Ce faisant, le sultan d’Egypte commit une lourde faute stratégique car il avait dispersé ses troupes. Il avait même négligé d’en disposer quelques-unes devant Ascalon pour fixer les Francs. Profitant de cette erreur, Baudoin IV sortit de la ville et suivit prudemment Saladin avec ses faibles forces. Finalement, il l’attaqua à Montgisard, en novembre 1177. Là, la cavalerie franque fit merveille, anéantissant les escadrons du frère de Saladin, s’en prenant ensuite aux propres troupes de celui-ci. Le chef Kurde faillit même être capturé et ne dut son salut qu’au sacrifice de ses gardes du corps.
Alors, le courant s’inversa et ce fut la débandade partout chez les Musulmans. Ils refluèrent tous vers l’Egypte et beaucoup d’entre eux furent capturés par les Francs. Saladin revint lamentablement au Caire.

Le roi lépreux avait là remporté une grande victoire sur son ennemi. Il n’avait alors que dix-sept ans !

Dès lors, la menace que Saladin représentait pour le royaume devait être écartée pour longtemps. Le roi de Jérusalem en profita pour fortifier au mieux celui-ci. Les murailles de la ville sainte furent rénovées, renforcées afin de mieux résister à un futur siège. Tout au long des frontières, d’autres forteresses furent construites, notamment le Chastellet du Gué de Jacob, construite à l’instigation des templiers et auxquels le roi en confia la garde une fois qu’elle fut édifiée. Elle avait pour but de garder la route de Saint Jean d’Acre, véritable poumon de la Terre sainte par lequel celle-ci pouvait accueillir des secours de l’Occident. Saladin, bien sûr, tenta de réagir en offrant une forte somme pour la cessation des travaux mais Baudoin refusa.
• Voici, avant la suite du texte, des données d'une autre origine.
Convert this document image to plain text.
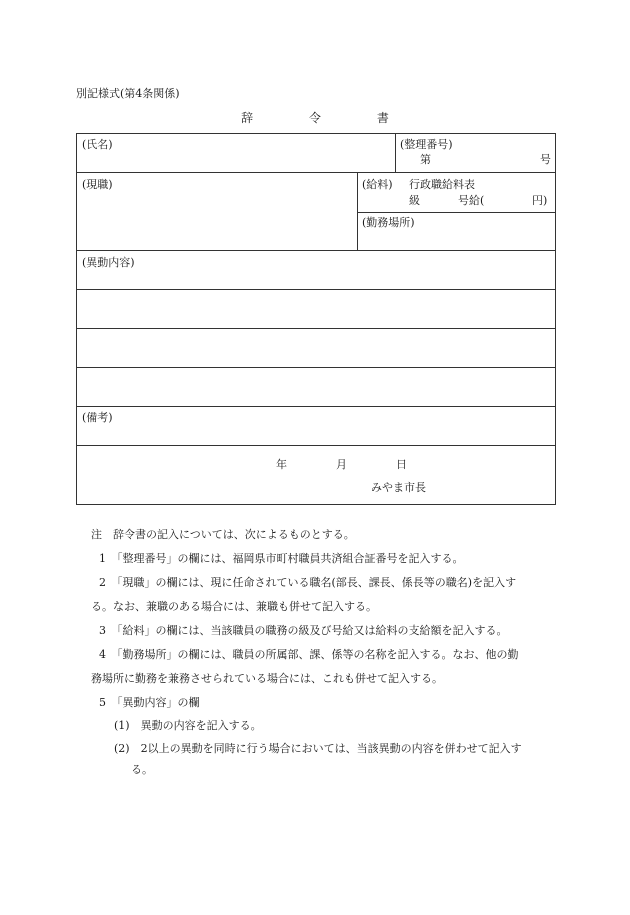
別記様式(第4条関係)
辞	令	書
(氏名)	(整理番号)
第	号
(現職)	(給料) 行政職給料表
級	号給(	円)
(勤務場所)
(異動内容)
(備考)
年	月	日
みやま市長
注　辞令書の記入については、次によるものとする。
1　「整理番号」の欄には、福岡県市町村職員共済組合証番号を記入する。
2　「現職」の欄には、現に任命されている職名(部長、課長、係長等の職名)を記入す
る。なお、兼職のある場合には、兼職も併せて記入する。
3　「給料」の欄には、当該職員の職務の級及び号給又は給料の支給額を記入する。
4　「勤務場所」の欄には、職員の所属部、課、係等の名称を記入する。なお、他の勤
務場所に勤務を兼務させられている場合には、これも併せて記入する。
5　「異動内容」の欄
(1)　異動の内容を記入する。
(2)　2以上の異動を同時に行う場合においては、当該異動の内容を併わせて記入す
る。
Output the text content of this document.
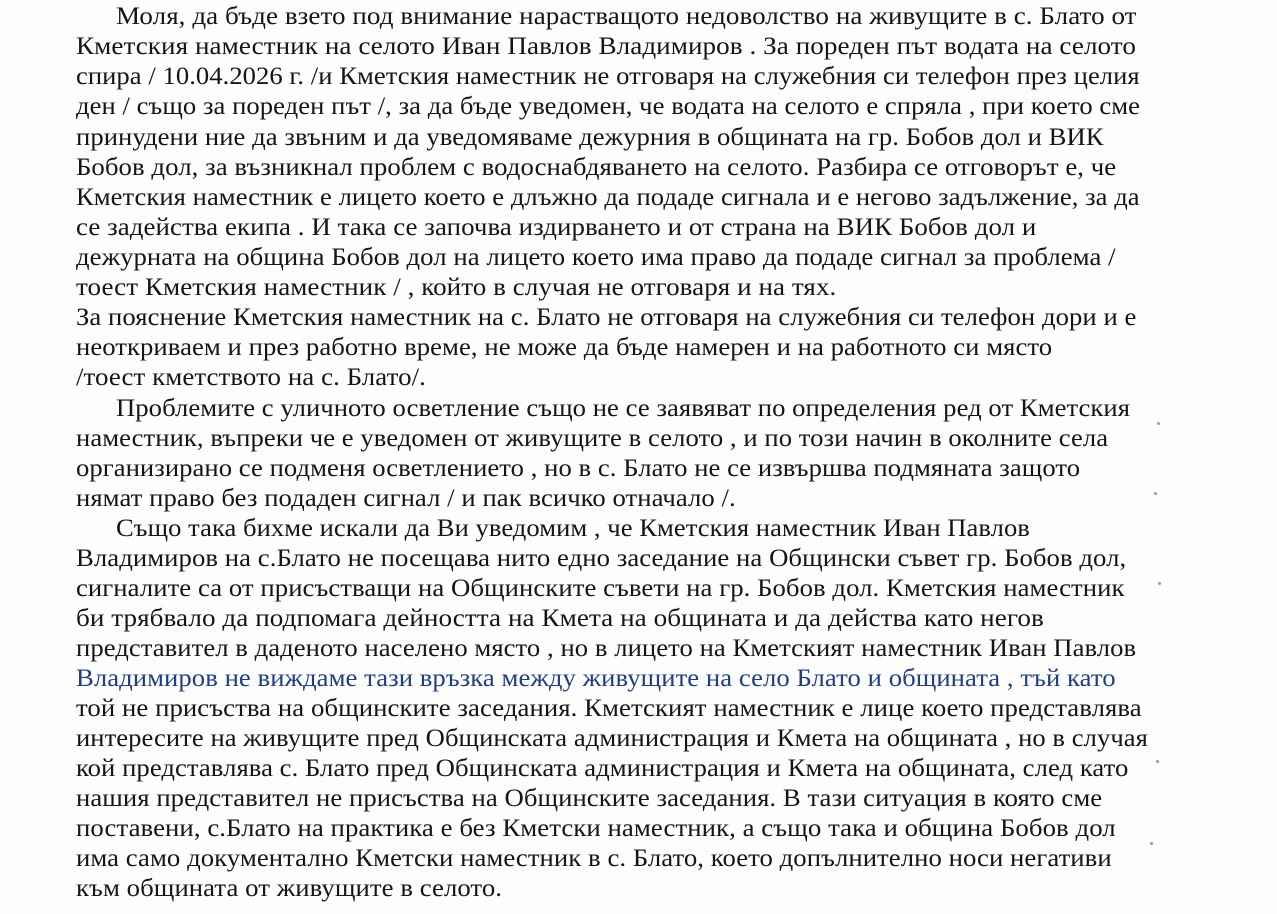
Моля, да бъде взето под внимание нарастващото недоволство на живущите в с. Блато от
Кметския наместник на селото Иван Павлов Владимиров . За пореден път водата на селото
спира / 10.04.2026 г. /и Кметския наместник не отговаря на служебния си телефон през целия
ден / също за пореден път /, за да бъде уведомен, че водата на селото е спряла , при което сме
принудени ние да звъним и да уведомяваме дежурния в общината на гр. Бобов дол и ВИК
Бобов дол, за възникнал проблем с водоснабдяването на селото. Разбира се отговорът е, че
Кметския наместник е лицето което е длъжно да подаде сигнала и е негово задължение, за да
се задейства екипа . И така се започва издирването и от страна на ВИК Бобов дол и
дежурната на община Бобов дол на лицето което има право да подаде сигнал за проблема /
тоест Кметския наместник / , който в случая не отговаря и на тях.
За пояснение Кметския наместник на с. Блато не отговаря на служебния си телефон дори и е
неоткриваем и през работно време, не може да бъде намерен и на работното си място
/тоест кметството на с. Блато/.
Проблемите с уличното осветление също не се заявяват по определения ред от Кметския
наместник, въпреки че е уведомен от живущите в селото , и по този начин в околните села
организирано се подменя осветлението , но в с. Блато не се извършва подмяната защото
нямат право без подаден сигнал / и пак всичко отначало /.
Също така бихме искали да Ви уведомим , че Кметския наместник Иван Павлов
Владимиров на с.Блато не посещава нито едно заседание на Общински съвет гр. Бобов дол,
сигналите са от присъстващи на Общинските съвети на гр. Бобов дол. Кметския наместник
би трябвало да подпомага дейността на Кмета на общината и да действа като негов
представител в даденото населено място , но в лицето на Кметският наместник Иван Павлов
Владимиров не виждаме тази връзка между живущите на село Блато и общината , тъй като
той не присъства на общинските заседания. Кметският наместник е лице което представлява
интересите на живущите пред Общинската администрация и Кмета на общината , но в случая
кой представлява с. Блато пред Общинската администрация и Кмета на общината, след като
нашия представител не присъства на Общинските заседания. В тази ситуация в която сме
поставени, с.Блато на практика е без Кметски наместник, а също така и община Бобов дол
има само документално Кметски наместник в с. Блато, което допълнително носи негативи
към общината от живущите в селото.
Ce faisant, le roi de Jérusalem dirigea un coup de main contre des troupeaux appartenant à des bédouins musulmans. Les troupes du sultan d’Egypte réagirent, sous la direction de son neveu Farrukh Shah et les Francs furent battus à la forêt de Paneas. Lors de la bataille trouva la mort le Connétable Onfroi de Toron, qui avait guerroyé depuis quarante ans, une perte regrettable pour le royaume.

Renaud de Chatillon, depuis sa forteresse du Kérak, s’étant avisé d’attaquer des caravanes musulmanes à proximité de La Mecque, Saladin demanda réparation à Baudouin IV. Fort dépité, celui-ci dut reconnaître son impuissance à contraindre Renaud à rendre ce qu’il avait pris. Saladin attaqua le royaume. Le roi de Jérusalem s’avança à sa rencontre, aux alentours du lac de Tibériade, et fut battu lors de la retentissante bataille de la vallée du Marj Ayum, laquelle effaçait la victoire de Montgisard.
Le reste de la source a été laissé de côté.